Twelve years ago today, the Supreme Court ruling in Citizens United v. Federal Election Commission swept away a century of precedent that barred corporate money in our elections and opened the floodgates to corporations spending limitless sums of money to take over our elections. And lower federal courts have gone even further, prohibiting Congress from limiting contributions to political action committees, and enabling billionaires to buy election results by contributing millions of dollars to so-called super PACs.

Despite being radical, this ruling was not an aberration: it was part of a larger movement, starting in the 1976 opinion Buckley v. Valeo, to use the First Amendment to undermine democratic self-rule and prevent voters from setting reasonable limits on spending in elections. Before Citizens United, the court vacillated between expanding and contracting Buckley’s holding. But since 2010, the Court has gone in one direction: striking down laws limiting the total amount ultra-wealthy individuals and corporations spend, undermining public campaign funding laws, and recently even beginning to take aim at the bare-minimum disclosure laws that even tell us who’s spending on what.

But Free Speech For People is working hard to fight against these anti-democratic doctrines emanating from the Supreme Court. 

We’re advancing our groundbreaking model legislation to ban foreign-influenced corporations from participating in U.S elections. Part of the (flawed) reasoning in Citizens United was that corporations have speech rights because they are “associations of citizens.” But what about corporations with a significant number of foreign shareholders? As then-Judge (now Justice) Brett Kavanaugh explained in 2011, shortly after Citizens United, the public has a powerful interest in preventing foreign entities from spending any money at all in U.S. elections. If they can’t spend their own money in U.S. elections, then the corporations in which they are significant investors aren’t “associations of citizens” and shouldn’t be able to spend money to influence our elections either. Our legislation to ban corporate political spending by foreign-influenced corporations passed in Seattle in 2020, and just passed the New York State Senate last week; similar bills are pending in Congress and in states around the country.

For the long term, we continue to fight for the Free and Fair Elections Amendment. The surest way to undo the damage done to our democracy from Buckley to Citizens United is to amend our Constitution so that freedom of speech is for people, not corporations, and money is not treated as equal to speech. Our amendment sets limits on federal campaign contributions and spending; prohibits corporate spending in the political process; requires Congress to develop a system of public campaign financing for all federal candidates who qualify for the ballot; and allows the states to set reasonable limits on campaign contributions and spending in state and local elections. 

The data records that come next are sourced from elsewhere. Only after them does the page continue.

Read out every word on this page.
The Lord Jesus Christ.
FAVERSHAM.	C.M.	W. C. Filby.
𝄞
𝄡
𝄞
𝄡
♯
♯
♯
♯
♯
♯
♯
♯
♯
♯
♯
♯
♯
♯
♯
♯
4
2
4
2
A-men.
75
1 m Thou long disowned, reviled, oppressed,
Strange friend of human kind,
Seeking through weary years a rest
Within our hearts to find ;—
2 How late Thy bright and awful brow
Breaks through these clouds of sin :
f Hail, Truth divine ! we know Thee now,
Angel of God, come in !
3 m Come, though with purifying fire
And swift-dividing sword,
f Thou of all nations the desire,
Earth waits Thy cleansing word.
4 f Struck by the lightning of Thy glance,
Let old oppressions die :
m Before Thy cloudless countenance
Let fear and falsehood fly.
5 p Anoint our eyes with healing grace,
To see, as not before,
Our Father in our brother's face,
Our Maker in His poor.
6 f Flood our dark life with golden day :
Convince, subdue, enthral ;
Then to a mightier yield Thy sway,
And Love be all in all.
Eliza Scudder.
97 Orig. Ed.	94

Our democracy faces a broad array of threats, including vote suppression, voter intimidation, election subversion, and lack of accountability for abuse of corporate and government power. The Citizens United anniversary reminds us that many of these stem, in part, from the antidemocratic distortions of big money in politics. At Free Speech For People, we’re committed to the promise of reclaiming our democracy, and we’ll keep fighting for it.